1) {when / in that} we hear praise of Paradise, it's all very well
2) but may the Lord grant that it would be your {glory/manifestation}-place!


jalvah : 'Manifestation, publicity, conspicuousness; splendour, lustre, effulgence'. (Platts p.387)


This verse can be appropriate for both divine love [;haqiiqat] and human love [majaaz].
==Urdu text: p. 154 in Hali, Yadgar-e Ghalib


'It's all very well'-- the meaning is that we don't doubt its excellence, except that if you won't be visible there, then it's nothing at all. (133)

== Nazm page 133

Bekhud Mohani:

Praise of Paradise is all appropriate, but may the Lord grant that you too would be available there! The point is that if you're not there, then Paradise is nothing at all. (252)


JALVAH: {7,4}

In proper mushairah-verse style, the first line is so broad and vague that it remains quite unclear how to interpret it. Even as the second line develops, the full flavor withholds itself till the end, when it comes as a wonderful shock of enjoyment. This verse belongs to the 'snide remarks about Paradise' set; for others, see {35,9}.

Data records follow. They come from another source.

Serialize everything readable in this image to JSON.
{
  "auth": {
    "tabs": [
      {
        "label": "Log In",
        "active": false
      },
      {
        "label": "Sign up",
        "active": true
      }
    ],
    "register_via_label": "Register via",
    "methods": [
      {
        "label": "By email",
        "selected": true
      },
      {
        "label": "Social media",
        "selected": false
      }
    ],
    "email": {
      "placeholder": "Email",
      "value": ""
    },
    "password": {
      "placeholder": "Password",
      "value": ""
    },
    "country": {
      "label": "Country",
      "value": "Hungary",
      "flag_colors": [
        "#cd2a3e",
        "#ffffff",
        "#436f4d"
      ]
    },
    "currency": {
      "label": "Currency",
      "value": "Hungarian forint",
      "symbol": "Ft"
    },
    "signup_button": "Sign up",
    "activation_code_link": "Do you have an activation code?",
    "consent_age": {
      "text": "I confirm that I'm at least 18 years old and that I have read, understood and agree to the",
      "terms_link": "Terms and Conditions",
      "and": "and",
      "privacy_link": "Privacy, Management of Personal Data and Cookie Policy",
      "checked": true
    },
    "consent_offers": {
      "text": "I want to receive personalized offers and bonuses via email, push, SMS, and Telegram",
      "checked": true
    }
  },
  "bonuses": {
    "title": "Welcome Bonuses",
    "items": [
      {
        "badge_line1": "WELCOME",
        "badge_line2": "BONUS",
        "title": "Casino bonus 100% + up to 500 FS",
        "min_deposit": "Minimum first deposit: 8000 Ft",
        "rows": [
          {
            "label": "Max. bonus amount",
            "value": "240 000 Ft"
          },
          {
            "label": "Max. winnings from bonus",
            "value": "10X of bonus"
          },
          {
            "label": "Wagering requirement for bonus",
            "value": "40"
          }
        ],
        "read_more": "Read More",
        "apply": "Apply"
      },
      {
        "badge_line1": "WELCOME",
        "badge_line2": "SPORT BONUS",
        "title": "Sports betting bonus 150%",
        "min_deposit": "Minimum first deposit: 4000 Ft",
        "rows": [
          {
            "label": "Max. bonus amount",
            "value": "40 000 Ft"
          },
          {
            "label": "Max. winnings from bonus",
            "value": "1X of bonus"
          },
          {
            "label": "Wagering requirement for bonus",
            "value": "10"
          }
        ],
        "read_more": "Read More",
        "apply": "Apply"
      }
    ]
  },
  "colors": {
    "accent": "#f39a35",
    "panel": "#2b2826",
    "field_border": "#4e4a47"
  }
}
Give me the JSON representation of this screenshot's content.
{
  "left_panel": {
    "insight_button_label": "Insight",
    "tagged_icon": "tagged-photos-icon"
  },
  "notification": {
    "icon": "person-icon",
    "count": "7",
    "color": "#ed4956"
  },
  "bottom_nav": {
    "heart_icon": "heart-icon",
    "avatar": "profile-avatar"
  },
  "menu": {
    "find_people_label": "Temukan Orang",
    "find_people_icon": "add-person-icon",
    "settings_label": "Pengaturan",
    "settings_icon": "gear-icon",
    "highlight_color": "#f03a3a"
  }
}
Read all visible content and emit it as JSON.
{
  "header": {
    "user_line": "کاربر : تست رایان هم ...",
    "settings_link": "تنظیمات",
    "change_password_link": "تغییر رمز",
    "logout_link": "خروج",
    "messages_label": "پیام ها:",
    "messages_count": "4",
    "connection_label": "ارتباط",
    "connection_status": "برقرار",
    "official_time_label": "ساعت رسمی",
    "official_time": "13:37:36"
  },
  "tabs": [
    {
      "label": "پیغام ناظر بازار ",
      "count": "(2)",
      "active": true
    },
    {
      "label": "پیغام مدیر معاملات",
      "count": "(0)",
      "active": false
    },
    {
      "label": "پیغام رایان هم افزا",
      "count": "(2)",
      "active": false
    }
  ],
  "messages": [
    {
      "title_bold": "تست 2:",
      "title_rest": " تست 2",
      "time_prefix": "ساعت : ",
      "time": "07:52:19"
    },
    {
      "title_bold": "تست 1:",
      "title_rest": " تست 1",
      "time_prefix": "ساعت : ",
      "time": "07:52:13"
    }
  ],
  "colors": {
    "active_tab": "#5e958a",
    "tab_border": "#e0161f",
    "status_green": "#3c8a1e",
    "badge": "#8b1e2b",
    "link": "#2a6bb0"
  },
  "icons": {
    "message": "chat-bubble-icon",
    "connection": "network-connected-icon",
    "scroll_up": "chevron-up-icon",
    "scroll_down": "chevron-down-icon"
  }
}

Hali maintains that the verse can be made to work whether we assume a Divine or a human beloved. In the former case, the verse would assert that the real delight of Paradise will be not the outer trappings of gardens and sensory pleasures, but the nearness to God himself; if this nearness is not available, then nothing else can possibly make a 'Paradise' worthy of the name. (For an even more radical rejection of the 'external' delights of Paradise, see {118,2}.) But for this reading to work, we have to assume that we're invoking God abstractly ('may God grant') and also addressing God in the second person ('your'). We're thus speaking of/to the same listener as both 'him' and 'you', which is a bit awkward, to say the least. Instead, this verse should be considered one of those that can't really be addressed to a divine beloved; for others, see {20,3}.

For if we assume a human beloved, then we have no such problems. Then the verse tells her that the sight of her will be the only truly heavenly part of 'Paradise'; without the supernatural bliss of seeing her supernatural beauty, there can be no 'Paradise' to speak of-- nor indeed, anything much at all. The word jalvah has a range of meanings that includes everything from mere 'appearance' to 'radiance' or 'glory', so that we can imagine the beloved's appearance in Paradise as humble or as lordly, as we like.